Gorengan & Mi Instan Bawa ‘Malapetaka’ Untuk RI, Ini Buktinya



ilustrasi-gorengan-minyak-8_169 Gorengan & Mi Instan Bawa 'Malapetaka' Untuk RI, Ini Buktinya




Jakarta, Harian – Gorengan dan mie instan merupakan makanan yang tidak bisa dipisahkan dari masyarakat Indonesia. Pasalnya, makanan ini lebih praktis dan mudah diakses oleh semua kalangan masyarakat di kehidupan perkotaan modern.

Badan Pusat Statistik (BPS) menyebutkan masyarakat Indonesia semakin banyak mengonsumsi makanan dan minuman tidak sehat, termasuk gorengan, dalam beberapa tahun terakhir.

Pangsa penduduk yang mengonsumsi gorengan mencatat peningkatan signifikan menjadi 51,7% pada tahun 2023 dari 45% pada tahun 2018. Dalam hal jumlah konsumsi gorengan, gorengan menempati urutan kedua setelah mie instan.

Proporsi ini dihitung dengan menghitung jumlah penduduk berusia di atas 3 tahun dan berapa kali mereka mengonsumsi gorengan. Hasilnya, 51,7% penduduk Indonesia berusia 3 tahun ke atas mengonsumsi gorengan 1-6 kali dalam seminggu.

Faktanya, gorengan dianggap sebagai makanan tidak sehat. Karena dapat menimbulkan gangguan kesehatan yang serius, terutama penyakit kardiovaskular.

Secara khusus, makanan yang digoreng tinggi karbohidrat, lemak tidak sehat, serta tambahan gula dan garam memiliki korelasi yang lebih tinggi dengan dampak buruk terhadap penyakit kardiovaskular.

Penyakit kardiovaskular adalah penyakit yang disebabkan oleh adanya masalah pada jantung dan pembuluh darah. Contoh penyakit kardiovaskular yang umum termasuk serangan jantung, aritmia, gagal jantung, dan bahkan stroke.

Penyakit jantung merupakan penyakit paling mematikan di Indonesia.
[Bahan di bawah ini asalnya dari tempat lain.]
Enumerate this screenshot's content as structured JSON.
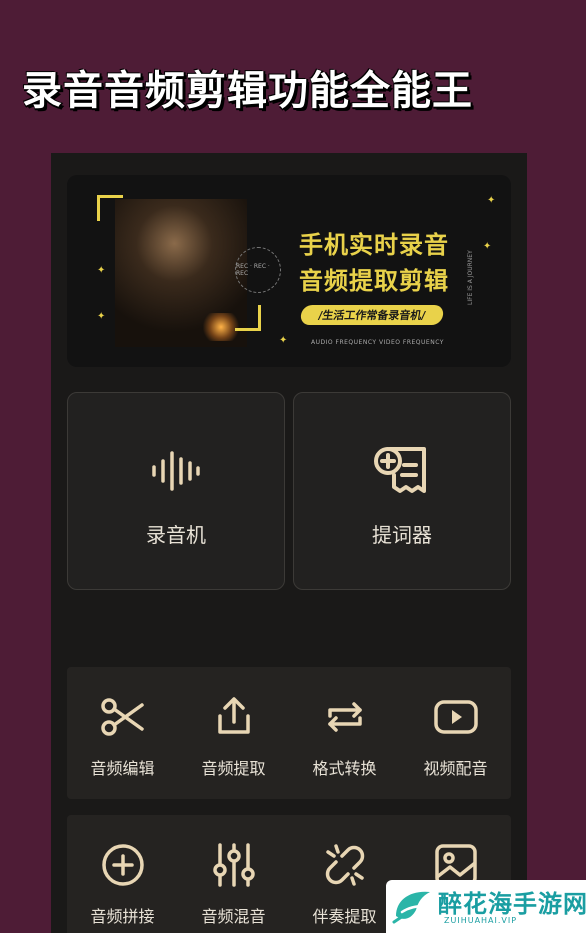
{
  "headline": "录音音频剪辑功能全能王",
  "banner": {
    "line1": "手机实时录音",
    "line2": "音频提取剪辑",
    "pill": "/生活工作常备录音机/",
    "small_caption": "AUDIO FREQUENCY   VIDEO FREQUENCY",
    "side_caption": "LIFE IS A JOURNEY",
    "rec_ring": "REC · REC · REC"
  },
  "cards": [
    {
      "label": "录音机",
      "icon": "waveform-icon"
    },
    {
      "label": "提词器",
      "icon": "teleprompter-icon"
    }
  ],
  "tools_row1": [
    {
      "label": "音频编辑",
      "icon": "scissors-icon"
    },
    {
      "label": "音频提取",
      "icon": "share-upload-icon"
    },
    {
      "label": "格式转换",
      "icon": "repeat-icon"
    },
    {
      "label": "视频配音",
      "icon": "play-icon"
    }
  ],
  "tools_row2": [
    {
      "label": "音频拼接",
      "icon": "plus-circle-icon"
    },
    {
      "label": "音频混音",
      "icon": "sliders-icon"
    },
    {
      "label": "伴奏提取",
      "icon": "broken-link-icon"
    },
    {
      "label": "",
      "icon": "image-icon"
    }
  ],
  "watermark": {
    "title": "醉花海手游网",
    "subtitle": "ZUIHUAHAI.VIP"
  },
  "colors": {
    "background": "#4e1c36",
    "accent_yellow": "#e9d24a",
    "icon_beige": "#e8d6b4",
    "panel": "#252321"
  }
}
Menurut Institute for Health Metrics and Evaluation pada tahun 2019, penyakit jantung merupakan penyebab kematian utama setelah kanker dan diabetes, dengan 251 kematian per 100.000 orang.

BPS dalam publikasinya Volume 1 Nomor 5 Tahun 2024 berjudul “Sejarah Statistik Kehidupan Indonesia Sehat dan Sejahtera” menulis tentang faktor risiko penyakit kardiovaskular yang dapat dikendalikan (modified risk factor). Salah satunya adalah pola konsumsi seperti pola makan yang tidak sehat (poor diet), merokok, alkohol dan kurang aktivitas fisik (Hajjar, 2017).
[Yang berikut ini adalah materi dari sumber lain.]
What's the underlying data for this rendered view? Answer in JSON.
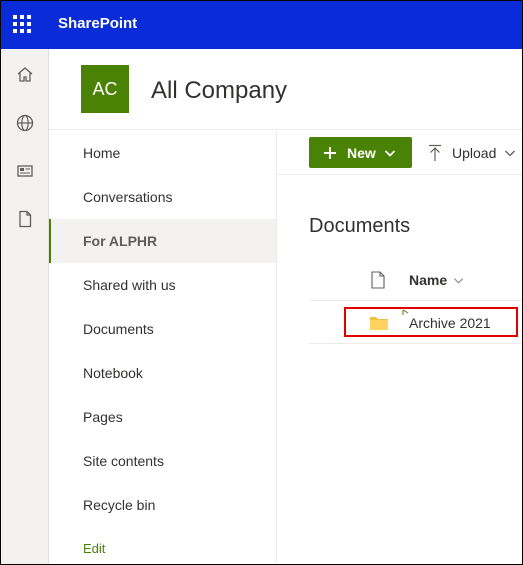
{
  "suitebar": {
    "app_name": "SharePoint"
  },
  "site": {
    "logo_initials": "AC",
    "title": "All Company"
  },
  "leftnav": {
    "items": [
      {
        "label": "Home"
      },
      {
        "label": "Conversations"
      },
      {
        "label": "For ALPHR",
        "selected": true
      },
      {
        "label": "Shared with us"
      },
      {
        "label": "Documents"
      },
      {
        "label": "Notebook"
      },
      {
        "label": "Pages"
      },
      {
        "label": "Site contents"
      },
      {
        "label": "Recycle bin"
      }
    ],
    "edit_label": "Edit"
  },
  "commandbar": {
    "new_label": "New",
    "upload_label": "Upload"
  },
  "documents": {
    "title": "Documents",
    "column_name": "Name",
    "rows": [
      {
        "name": "Archive 2021",
        "type": "folder"
      }
    ]
  },
  "icons": {
    "waffle": "app-launcher-icon",
    "rail": [
      "home-icon",
      "globe-icon",
      "news-icon",
      "document-icon"
    ]
  },
  "colors": {
    "suitebar": "#0a2bd8",
    "brand": "#498205",
    "highlight": "#e00000"
  }
}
Hal ini juga konsisten dengan beberapa penelitian lainnya. Selain itu, menurut Anand et al. (2015), perubahan gaya hidup modern seperti mengonsumsi makanan tidak sehat dalam jumlah besar, yang mengarah pada peralihan ke makanan siap saji yang tinggi karbohidrat, lemak tidak sehat, serta tambahan gula dan garam, juga berhubungan. dengan penyakit jantung.
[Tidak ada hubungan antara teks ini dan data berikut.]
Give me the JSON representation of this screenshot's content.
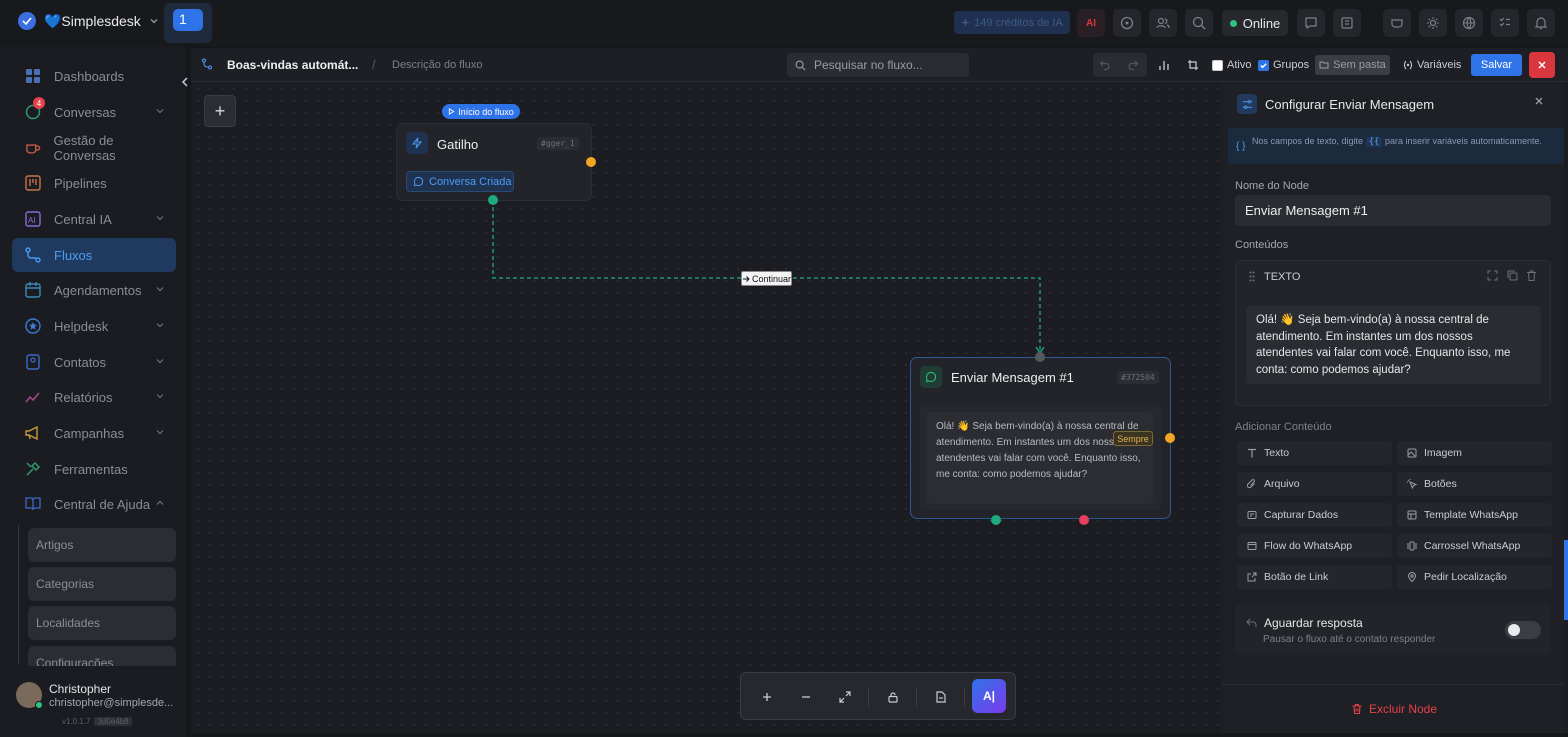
{
  "topbar": {
    "brand": "💙Simplesdesk",
    "workspace_badge": "1",
    "credits": "149 créditos de IA",
    "online": "Online"
  },
  "sidebar": {
    "items": [
      {
        "label": "Dashboards"
      },
      {
        "label": "Conversas",
        "badge": "4"
      },
      {
        "label": "Gestão de Conversas"
      },
      {
        "label": "Pipelines"
      },
      {
        "label": "Central IA"
      },
      {
        "label": "Fluxos"
      },
      {
        "label": "Agendamentos"
      },
      {
        "label": "Helpdesk"
      },
      {
        "label": "Contatos"
      },
      {
        "label": "Relatórios"
      },
      {
        "label": "Campanhas"
      },
      {
        "label": "Ferramentas"
      },
      {
        "label": "Central de Ajuda"
      }
    ],
    "sub_items": [
      "Artigos",
      "Categorias",
      "Localidades",
      "Configurações"
    ],
    "user": {
      "name": "Christopher",
      "email": "christopher@simplesde...",
      "version": "v1.0.1.7",
      "hash": "3d0e4b8"
    }
  },
  "flow_bar": {
    "title": "Boas-vindas automát...",
    "separator": "/",
    "description": "Descrição do fluxo",
    "search_placeholder": "Pesquisar no fluxo...",
    "ativo": "Ativo",
    "grupos": "Grupos",
    "sem_pasta": "Sem pasta",
    "variaveis": "Variáveis",
    "salvar": "Salvar",
    "ativo_checked": false,
    "grupos_checked": true
  },
  "canvas": {
    "start_tag": "Início do fluxo",
    "trigger": {
      "title": "Gatilho",
      "id": "#gger_1",
      "tag": "Conversa Criada"
    },
    "edge_label": "Continuar",
    "message_node": {
      "title": "Enviar Mensagem #1",
      "id": "#372504",
      "text": "Olá! 👋 Seja bem-vindo(a) à nossa central de atendimento. Em instantes um dos nossos atendentes vai falar com você. Enquanto isso, me conta: como podemos ajudar?",
      "badge": "Sempre"
    }
  },
  "panel": {
    "title": "Configurar Enviar Mensagem",
    "hint_before": "Nos campos de texto, digite",
    "hint_code": "{{",
    "hint_after": "para inserir variáveis automaticamente.",
    "node_name_label": "Nome do Node",
    "node_name_value": "Enviar Mensagem #1",
    "contents_label": "Conteúdos",
    "content_type": "TEXTO",
    "content_text": "Olá! 👋 Seja bem-vindo(a) à nossa central de atendimento. Em instantes um dos nossos atendentes vai falar com você. Enquanto isso, me conta: como podemos ajudar?",
    "add_content_label": "Adicionar Conteúdo",
    "add_buttons": [
      "Texto",
      "Imagem",
      "Arquivo",
      "Botões",
      "Capturar Dados",
      "Template WhatsApp",
      "Flow do WhatsApp",
      "Carrossel WhatsApp",
      "Botão de Link",
      "Pedir Localização"
    ],
    "wait_title": "Aguardar resposta",
    "wait_sub": "Pausar o fluxo até o contato responder",
    "wait_enabled": false,
    "delete": "Excluir Node"
  },
  "colors": {
    "accent": "#2f73e8",
    "success": "#2ec27e",
    "danger": "#e5414a",
    "port_orange": "#f5a524",
    "port_teal": "#1fa97f",
    "port_pink": "#e5415f"
  }
}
Secara khusus, konsumsi karbohidrat yang berlebihan, terutama dalam bentuk karbohidrat olahan dan gula tambahan, berkontribusi terhadap risiko penyakit kardiovaskular yang lebih tinggi, terutama pada populasi Asia (Jo et al., 2023).

(menetas/menetas)

Tonton videonya di bawah ini:

Video: Perekonomian Republik Ingushetia mengalami krisis daya beli



Artikel berikutnya

Tanda-tanda baru mulai muncul: perekonomian Republik Ingushetia benar-benar dalam kesulitan!